With bent brows, with haggard cheeks, with eyes that glared snakily in fear and hate, Cramply Hawkshaw gazed upon his victim; and as his deadly intent came gushing up in his heart—as his cruelty and wrath were screwed "to the sticking point," he quietly extinguished the candle, without perceiving that two eyes close by were watching him narrowly, with wonder and alarm.
There was no light now, save that of the stars, which struggled dimly and uncertainly through a couple of yolks in the deck overhead, and through the grating of the open hatchway.
Hawkshaw's heart panted as that of a chased tiger might do, and the old emotion he felt on that terrible night at Acton Chine—a lust of cruelty, of vengeance, and destruction—swelled or glowed within him!
A flame seemed to pass out of his eyes, while a thousand glaring orbs appeared to fill or pierce the obscurity about him; his breath became short and difficult, a deafness fell upon his ears, or there came around him an awful silence, as if the world itself stood still. Then his hands felt as if endued with a giant's strength as they made a clutch at Morley's mouth and throat, for he had resolved to strangle or suffocate him.
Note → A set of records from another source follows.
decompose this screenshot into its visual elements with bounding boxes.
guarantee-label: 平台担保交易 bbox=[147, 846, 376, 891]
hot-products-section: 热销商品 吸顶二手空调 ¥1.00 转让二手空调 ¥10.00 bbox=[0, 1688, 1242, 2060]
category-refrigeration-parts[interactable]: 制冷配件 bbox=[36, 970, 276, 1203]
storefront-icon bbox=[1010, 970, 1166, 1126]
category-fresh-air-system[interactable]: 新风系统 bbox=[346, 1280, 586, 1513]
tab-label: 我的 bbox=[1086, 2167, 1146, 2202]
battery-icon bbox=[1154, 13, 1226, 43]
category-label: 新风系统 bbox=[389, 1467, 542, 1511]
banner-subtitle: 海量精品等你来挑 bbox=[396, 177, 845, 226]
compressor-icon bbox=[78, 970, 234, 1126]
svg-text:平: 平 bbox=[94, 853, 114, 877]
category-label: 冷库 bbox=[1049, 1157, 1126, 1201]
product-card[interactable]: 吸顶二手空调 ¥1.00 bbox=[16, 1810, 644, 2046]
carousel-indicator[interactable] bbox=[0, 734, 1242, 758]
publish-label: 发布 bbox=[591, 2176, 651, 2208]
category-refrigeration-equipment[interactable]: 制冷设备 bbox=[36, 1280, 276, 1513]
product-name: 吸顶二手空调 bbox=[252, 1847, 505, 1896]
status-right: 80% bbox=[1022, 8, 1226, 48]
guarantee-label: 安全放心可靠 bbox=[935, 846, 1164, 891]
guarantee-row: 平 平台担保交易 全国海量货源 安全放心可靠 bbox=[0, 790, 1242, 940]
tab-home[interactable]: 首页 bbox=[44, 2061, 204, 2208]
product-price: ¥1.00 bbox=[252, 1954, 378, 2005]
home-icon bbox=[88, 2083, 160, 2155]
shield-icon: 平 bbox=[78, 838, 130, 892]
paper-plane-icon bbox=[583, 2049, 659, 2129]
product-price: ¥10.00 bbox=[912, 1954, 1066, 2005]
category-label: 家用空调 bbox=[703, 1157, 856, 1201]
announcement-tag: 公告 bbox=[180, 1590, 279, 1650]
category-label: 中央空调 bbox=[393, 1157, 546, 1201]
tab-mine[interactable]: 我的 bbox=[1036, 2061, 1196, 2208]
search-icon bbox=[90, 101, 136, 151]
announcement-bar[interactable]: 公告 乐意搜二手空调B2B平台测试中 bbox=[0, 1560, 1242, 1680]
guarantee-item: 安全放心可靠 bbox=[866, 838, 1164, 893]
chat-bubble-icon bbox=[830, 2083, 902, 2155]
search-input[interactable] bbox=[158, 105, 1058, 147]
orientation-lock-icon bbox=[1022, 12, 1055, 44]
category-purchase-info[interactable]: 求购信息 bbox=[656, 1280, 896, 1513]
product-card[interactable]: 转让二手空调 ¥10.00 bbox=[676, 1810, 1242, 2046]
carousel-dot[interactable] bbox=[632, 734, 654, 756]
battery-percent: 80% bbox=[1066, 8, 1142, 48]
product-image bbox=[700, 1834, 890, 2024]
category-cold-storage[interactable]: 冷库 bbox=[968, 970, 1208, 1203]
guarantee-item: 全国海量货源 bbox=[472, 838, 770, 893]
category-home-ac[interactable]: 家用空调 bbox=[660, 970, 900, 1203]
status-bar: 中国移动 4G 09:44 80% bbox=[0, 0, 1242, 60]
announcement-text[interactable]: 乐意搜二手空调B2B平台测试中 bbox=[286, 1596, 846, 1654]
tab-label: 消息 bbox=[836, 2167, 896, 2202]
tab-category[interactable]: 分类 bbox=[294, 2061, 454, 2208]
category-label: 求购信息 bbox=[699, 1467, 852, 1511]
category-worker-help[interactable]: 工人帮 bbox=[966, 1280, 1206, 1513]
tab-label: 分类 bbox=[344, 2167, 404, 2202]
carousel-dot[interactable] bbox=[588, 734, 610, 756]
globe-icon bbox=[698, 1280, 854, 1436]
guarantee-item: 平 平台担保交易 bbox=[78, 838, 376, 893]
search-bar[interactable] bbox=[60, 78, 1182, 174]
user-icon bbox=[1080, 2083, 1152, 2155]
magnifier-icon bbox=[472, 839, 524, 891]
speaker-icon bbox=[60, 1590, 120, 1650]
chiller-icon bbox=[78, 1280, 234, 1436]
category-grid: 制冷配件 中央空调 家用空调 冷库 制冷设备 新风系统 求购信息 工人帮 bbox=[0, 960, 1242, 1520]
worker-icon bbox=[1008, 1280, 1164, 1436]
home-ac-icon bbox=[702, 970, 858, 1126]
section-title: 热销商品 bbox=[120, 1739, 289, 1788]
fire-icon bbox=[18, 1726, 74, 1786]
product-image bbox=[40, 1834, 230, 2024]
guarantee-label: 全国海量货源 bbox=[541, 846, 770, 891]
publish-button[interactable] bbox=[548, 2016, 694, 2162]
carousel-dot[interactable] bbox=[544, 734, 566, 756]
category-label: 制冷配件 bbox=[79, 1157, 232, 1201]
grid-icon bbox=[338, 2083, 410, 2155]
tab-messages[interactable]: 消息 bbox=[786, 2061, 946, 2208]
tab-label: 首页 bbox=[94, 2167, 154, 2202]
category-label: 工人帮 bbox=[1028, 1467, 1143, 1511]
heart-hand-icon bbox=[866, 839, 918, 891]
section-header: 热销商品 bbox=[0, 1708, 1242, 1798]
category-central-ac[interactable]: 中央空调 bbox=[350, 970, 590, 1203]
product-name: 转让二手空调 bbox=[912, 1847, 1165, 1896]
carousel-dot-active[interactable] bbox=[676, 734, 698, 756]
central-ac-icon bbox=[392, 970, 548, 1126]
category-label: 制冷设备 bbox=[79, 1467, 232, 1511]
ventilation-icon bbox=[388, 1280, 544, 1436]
But it was an attempt, and no more, for ere he could achieve his detestable purpose, he felt his hands seized, and one was grasped as if by the teeth of some wild animal.
The bite, with the terror and confusion it occasioned, so bewildered him, that the wild cry of agony which roused all on board the ship escaped his lips; he dealt a heavy blow in the dark at some one or something, he knew not what, and breaking from the strange assailant, fled, baffled, in consternation, to the after cabin.